De esta forma terminaba la clase un profesor cuyo nombre no recuerdo –para mi descargo, diré que sustituía durante último trimestre al titular de Historia Contemporánea–, emplazándonos a documentarnos sobre el asunto ya que en la próxima clase uno de nosotros debería exponerlo al resto de la clase. Recuerdo que, por aquel entonces y gracias a haberme leído 'Los Episodios Nacionales', de Galdós, me sentía yo atraído por los relatos bélicos, hecho que, junto con la épica introducción del docente, influyó en que esa tarde me fuera directamente a la biblioteca de la facultad en busca de información.
Salí conmocionado.
Lo reconozco: tengo la facilidad para meterme en la piel de uno de aquellos reclutas que, muertos de miedo, aguardaban el fatídico sonido del objeto metálico que colgaba del cuello de un desconocido con galones. La orden era clara y concisa. Debían salir de la trinchera cargando con treinta kilos de equipamiento, formar y avanzar al paso hasta la primera línea de las fortificadas trincheras enemigas.
Tiro al pato.
La masacre tuvo su origen en la tan deficiente como altiva planificación del Estado Mayor británico, pero, si hubiera que señalar a alguien con el dedo, ese sería al general de caballería Douglas Haig, quien se empeñó en llevar a cabo una acción militar plagada de errores estratégicos. El principal de ellos fue dar por hecho que los ocho días de bombardeos sistemáticos de las posiciones enemigas terminarían con la resistencia alemana. Pretendía, como decían los manuales de la época, romper la línea del frente a toda costa, conquistando con la artillería y usando a la infantería solo para ocupar el terreno. Las divisiones británicas, conformadas en su inmensa mayoría por colegas –se hacían llamar así porque todos eran vecinos, amigos o conocidos de un barrio o población concreta y que fueron reclutados exprimiendo el sentido patriótico de la guerra–, eran jóvenes que apenas habían recibido instrucción militar. Para su sorpresa, los daños sufridos por las tropas del Imperio Alemán fueron más bien escasos y, desde sus aventajadas posiciones defensivas, se dedicaron a barrer el avance con sus potentes ametralladoras. Se dieron casos de batallones completos que fueron masacrados bajo el intenso fuego de las Maxim alemanas mientras caminaban cuesta arriba por aquellos bonitos parajes de la Picardía francesa; muertos que vaciaron de futuro a muchos pueblos de algún punto geográfico del Reino Unido.
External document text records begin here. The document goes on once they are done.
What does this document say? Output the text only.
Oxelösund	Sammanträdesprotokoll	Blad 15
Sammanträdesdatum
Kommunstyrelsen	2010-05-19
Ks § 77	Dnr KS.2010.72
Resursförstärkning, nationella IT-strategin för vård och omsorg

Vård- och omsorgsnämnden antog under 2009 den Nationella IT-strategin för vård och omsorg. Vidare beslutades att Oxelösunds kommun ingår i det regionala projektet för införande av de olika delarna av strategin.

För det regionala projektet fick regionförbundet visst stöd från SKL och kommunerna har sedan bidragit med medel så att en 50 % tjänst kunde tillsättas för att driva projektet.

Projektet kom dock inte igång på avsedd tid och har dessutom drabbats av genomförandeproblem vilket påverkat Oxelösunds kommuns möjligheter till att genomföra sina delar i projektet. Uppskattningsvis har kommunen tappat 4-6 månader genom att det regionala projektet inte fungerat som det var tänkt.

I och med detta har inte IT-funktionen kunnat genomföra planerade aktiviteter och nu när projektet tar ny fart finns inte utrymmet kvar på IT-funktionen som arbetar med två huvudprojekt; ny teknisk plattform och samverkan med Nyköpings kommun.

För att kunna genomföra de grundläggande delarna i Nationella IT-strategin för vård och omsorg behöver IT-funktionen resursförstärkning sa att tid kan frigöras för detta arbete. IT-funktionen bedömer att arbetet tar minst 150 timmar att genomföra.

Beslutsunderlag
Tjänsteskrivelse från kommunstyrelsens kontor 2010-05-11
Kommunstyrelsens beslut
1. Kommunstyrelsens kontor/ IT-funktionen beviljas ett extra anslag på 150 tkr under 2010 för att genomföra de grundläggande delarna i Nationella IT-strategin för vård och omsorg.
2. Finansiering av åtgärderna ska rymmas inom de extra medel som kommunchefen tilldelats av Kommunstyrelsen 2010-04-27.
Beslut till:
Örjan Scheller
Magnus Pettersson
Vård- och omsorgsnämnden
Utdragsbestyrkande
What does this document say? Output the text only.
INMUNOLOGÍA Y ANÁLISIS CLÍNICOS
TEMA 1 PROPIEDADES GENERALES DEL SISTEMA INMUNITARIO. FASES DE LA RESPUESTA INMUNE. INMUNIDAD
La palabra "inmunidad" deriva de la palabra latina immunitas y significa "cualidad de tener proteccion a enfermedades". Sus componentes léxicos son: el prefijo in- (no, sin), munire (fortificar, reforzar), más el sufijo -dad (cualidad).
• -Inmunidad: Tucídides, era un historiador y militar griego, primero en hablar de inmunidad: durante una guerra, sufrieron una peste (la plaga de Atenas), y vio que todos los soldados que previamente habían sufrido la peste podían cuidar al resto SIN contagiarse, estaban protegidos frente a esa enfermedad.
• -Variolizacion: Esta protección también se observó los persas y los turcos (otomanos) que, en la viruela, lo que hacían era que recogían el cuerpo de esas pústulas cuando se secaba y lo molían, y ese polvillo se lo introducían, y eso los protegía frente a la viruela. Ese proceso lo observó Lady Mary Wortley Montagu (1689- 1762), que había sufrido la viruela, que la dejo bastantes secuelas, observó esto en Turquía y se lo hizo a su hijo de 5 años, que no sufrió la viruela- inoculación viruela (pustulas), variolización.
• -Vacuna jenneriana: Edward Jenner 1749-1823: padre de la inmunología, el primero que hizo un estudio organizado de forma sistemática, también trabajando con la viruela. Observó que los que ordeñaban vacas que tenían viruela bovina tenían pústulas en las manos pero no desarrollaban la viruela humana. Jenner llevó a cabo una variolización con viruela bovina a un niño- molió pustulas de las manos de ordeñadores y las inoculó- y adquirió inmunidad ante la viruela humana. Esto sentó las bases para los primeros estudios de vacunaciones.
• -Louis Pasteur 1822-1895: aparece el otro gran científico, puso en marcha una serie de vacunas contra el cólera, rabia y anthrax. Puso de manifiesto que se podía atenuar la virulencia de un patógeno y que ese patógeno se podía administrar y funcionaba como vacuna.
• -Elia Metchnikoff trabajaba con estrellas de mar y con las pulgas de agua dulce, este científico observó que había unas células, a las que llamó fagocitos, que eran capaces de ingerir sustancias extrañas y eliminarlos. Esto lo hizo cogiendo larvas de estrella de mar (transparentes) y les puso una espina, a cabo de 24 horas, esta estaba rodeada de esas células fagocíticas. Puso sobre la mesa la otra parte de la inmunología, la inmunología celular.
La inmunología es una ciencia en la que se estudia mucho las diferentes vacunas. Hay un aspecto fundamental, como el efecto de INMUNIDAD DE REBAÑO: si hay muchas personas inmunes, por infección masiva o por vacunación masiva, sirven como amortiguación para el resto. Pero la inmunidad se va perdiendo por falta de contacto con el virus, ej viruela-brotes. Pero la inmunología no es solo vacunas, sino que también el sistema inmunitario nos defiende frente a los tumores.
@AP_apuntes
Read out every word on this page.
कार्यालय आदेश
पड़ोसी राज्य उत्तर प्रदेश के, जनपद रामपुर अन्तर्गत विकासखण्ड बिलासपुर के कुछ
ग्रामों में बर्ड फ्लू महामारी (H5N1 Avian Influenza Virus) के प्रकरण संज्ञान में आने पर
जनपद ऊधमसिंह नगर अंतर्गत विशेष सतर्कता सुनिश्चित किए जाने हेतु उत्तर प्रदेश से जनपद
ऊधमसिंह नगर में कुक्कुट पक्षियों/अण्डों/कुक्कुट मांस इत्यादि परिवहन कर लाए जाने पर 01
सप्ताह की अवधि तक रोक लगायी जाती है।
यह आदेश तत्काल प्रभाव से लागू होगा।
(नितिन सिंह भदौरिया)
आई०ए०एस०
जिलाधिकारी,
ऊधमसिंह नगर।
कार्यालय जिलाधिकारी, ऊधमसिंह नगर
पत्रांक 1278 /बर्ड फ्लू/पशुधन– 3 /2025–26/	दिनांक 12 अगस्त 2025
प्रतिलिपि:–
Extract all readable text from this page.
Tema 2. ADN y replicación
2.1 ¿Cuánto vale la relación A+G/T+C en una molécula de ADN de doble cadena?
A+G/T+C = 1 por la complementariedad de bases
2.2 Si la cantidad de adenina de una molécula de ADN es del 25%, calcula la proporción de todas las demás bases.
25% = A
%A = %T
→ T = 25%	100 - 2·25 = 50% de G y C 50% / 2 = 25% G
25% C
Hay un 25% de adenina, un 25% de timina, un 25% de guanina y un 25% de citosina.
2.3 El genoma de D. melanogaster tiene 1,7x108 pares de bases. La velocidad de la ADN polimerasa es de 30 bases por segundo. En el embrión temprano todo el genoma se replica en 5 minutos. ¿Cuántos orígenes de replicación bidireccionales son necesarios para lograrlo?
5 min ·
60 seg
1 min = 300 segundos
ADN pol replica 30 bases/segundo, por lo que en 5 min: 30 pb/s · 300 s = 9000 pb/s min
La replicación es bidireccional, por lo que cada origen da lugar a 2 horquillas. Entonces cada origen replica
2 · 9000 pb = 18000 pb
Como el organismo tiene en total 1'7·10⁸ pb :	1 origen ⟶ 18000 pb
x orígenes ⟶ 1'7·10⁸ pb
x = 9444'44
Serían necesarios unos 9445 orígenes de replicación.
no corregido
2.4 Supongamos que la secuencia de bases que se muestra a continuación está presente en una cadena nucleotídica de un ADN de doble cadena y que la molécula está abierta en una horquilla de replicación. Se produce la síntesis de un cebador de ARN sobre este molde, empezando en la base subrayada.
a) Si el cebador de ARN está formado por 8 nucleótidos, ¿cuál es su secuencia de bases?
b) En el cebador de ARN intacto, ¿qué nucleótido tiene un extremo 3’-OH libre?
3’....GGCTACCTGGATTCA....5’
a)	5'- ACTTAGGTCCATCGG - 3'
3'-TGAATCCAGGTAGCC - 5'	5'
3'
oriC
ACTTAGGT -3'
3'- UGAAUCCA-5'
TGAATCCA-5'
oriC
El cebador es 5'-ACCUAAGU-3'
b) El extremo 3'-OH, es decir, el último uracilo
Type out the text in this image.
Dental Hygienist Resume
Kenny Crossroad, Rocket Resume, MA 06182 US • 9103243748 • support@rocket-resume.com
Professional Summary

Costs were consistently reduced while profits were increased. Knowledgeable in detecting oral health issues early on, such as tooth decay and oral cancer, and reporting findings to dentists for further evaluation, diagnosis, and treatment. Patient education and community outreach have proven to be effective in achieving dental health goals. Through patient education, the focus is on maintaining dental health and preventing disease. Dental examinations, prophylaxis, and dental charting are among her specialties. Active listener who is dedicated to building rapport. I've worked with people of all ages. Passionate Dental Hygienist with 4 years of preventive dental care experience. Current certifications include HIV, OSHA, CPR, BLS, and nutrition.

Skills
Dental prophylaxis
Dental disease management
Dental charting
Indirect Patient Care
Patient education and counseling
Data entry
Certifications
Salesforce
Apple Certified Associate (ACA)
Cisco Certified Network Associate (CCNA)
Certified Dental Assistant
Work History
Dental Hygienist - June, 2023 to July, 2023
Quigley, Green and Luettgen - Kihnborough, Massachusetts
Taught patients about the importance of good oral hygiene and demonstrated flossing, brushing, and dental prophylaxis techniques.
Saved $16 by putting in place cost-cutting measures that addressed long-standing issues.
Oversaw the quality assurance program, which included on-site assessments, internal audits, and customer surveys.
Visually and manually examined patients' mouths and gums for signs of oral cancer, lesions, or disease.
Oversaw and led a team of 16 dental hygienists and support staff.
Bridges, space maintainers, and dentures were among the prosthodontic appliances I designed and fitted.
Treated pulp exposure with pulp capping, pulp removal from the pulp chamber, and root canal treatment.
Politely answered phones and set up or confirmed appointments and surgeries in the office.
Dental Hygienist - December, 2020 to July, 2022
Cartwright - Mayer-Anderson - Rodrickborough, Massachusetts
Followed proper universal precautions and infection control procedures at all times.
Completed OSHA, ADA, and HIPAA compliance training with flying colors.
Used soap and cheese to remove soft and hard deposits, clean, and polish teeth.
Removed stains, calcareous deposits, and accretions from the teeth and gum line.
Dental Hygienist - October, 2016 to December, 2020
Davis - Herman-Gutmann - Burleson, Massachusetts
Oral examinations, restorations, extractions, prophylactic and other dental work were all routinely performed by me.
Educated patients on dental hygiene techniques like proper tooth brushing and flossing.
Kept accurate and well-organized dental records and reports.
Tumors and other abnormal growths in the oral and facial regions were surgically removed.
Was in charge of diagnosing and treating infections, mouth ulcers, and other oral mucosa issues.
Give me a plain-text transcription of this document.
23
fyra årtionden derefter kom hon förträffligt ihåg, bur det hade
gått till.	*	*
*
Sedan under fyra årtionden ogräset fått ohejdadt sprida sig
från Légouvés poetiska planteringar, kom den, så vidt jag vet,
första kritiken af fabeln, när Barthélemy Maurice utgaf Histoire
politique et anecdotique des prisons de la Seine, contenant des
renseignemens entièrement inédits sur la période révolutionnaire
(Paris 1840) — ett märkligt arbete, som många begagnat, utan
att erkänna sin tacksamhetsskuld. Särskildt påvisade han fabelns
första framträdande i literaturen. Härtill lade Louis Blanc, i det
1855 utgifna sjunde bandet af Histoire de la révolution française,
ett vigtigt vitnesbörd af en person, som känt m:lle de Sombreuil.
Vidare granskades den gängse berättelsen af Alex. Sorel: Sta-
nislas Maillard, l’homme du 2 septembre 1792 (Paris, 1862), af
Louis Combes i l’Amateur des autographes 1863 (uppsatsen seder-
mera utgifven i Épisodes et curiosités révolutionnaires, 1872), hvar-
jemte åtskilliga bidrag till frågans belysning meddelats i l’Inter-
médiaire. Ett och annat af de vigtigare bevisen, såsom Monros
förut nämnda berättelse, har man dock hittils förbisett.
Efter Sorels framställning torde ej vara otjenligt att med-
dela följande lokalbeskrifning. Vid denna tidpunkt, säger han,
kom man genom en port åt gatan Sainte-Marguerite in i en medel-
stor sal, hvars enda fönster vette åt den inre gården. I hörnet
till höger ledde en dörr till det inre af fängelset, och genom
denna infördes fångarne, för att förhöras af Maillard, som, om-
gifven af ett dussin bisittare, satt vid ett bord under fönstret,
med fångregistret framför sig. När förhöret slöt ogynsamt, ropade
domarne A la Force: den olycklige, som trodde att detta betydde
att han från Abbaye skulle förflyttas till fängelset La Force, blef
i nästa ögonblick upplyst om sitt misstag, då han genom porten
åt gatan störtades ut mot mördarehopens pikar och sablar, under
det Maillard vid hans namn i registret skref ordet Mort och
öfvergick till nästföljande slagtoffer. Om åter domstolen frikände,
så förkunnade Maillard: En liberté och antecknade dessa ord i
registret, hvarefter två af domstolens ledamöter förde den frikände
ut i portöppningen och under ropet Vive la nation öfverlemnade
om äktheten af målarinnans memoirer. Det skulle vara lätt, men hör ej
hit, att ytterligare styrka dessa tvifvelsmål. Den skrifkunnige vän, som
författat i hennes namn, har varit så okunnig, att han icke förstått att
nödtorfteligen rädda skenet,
El rotundo fracaso de la ofensiva aliada no hizo cambiar de parecer a quienes diseñaron el plan con el que pretendían empujar a los alemanes hasta Berlín. Muy al contrario, la batalla de posiciones se prolongó hasta noviembre, cuando la llegada del mal tiempo forzó a las partes a detener las hostilidades. El balance de tamaño dislate no puede ser más aterrador, sumando un millón doscientas mil bajas entre ambos ejércitos. Adolf Hitler fue uno de ellos, por cierto. Herido, lamentablemente.
La compañera que tuvo el infortunio de ser elegida para narrar el hecho lo hizo mal, rematadamente mal, pero ello no impidió que, desde entonces, cada primero de julio este cantinero recuerde el hecho que le hizo comprender que, normalmente, la estupidez y la crueldad caminan agarradas de la mano.
Como caminaban tantos miles que perdieron la vida inútilmente en aquellos campos plagados de amapolas.